Monyová is a Czech drama biographical series. The series tells story of Czech novelist Simona Monyová who was a bestselling author in the Czech Republic but also became a victim of domestic abuse before she was murdered by her husband. It is scheduled for 2026.

The series premiered in September 2025 at the Serial Killer international series festival in Brno, where it won the Primetime Killer award for the best series from Central and Eastern Europe.

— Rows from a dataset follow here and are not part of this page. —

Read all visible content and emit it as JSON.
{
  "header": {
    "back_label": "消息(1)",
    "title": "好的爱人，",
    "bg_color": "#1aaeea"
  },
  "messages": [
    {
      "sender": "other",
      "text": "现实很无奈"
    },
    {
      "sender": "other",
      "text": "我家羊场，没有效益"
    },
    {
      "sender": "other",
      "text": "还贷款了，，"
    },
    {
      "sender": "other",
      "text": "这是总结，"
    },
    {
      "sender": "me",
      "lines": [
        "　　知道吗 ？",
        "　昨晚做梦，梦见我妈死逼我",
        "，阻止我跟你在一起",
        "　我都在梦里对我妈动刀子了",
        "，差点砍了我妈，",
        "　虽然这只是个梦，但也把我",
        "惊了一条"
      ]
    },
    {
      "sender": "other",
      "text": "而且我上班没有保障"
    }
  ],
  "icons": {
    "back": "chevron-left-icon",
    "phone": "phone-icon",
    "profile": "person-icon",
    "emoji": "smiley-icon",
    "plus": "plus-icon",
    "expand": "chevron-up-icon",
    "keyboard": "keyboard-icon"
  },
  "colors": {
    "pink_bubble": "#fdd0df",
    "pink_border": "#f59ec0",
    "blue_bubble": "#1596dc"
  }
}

The first episode premiered on 15 May 2026 on the streaming platform Oneplay.

== Cast ==
- Tereza Ramba as Simona Monyová
- Igor Orozovič as Adam Lang, Simona's second husband
- Kryštof Hádek as Pavel, Simona's first husband
- Jenovéfa Boková as Dana, Simona's sister-in-law
- Václav Kopta as Simona's father
- Anna Prášilová as Fialová,	Simona's friend
- Simona Kollárová as Simona's friend
- Klára Melíšková as Jitka Urbánková, Simona's mother
- Vojtěch Machuta as Gustav Urbánek, Simona's brother
- Jenovéfa Boková as Dana Urbánková, Simona's sister-in-law
- Martin Myšička as Jef Kratochvil
- Denisa Barešová as Pavel Strejček's girlfriend
- Taťjana Medvecká as Simona's grandmother
- Tomáš Dalecký
- Jaroslav Plesl
- Zuzana Kubovčíková-Šebová
- Filip Fajt
- Štěpán Uhlíř
- Lukáš Souček
- Johanka Racková
- Martin Kubuš as Dominik Mony, Simona's son

==Reception==
Monyová has won an award for the Best television series of Central and Eastern Europe during Serial Killer Festival in 2025. Tereza Ramba received Harper's Bazaar award for the Best actress.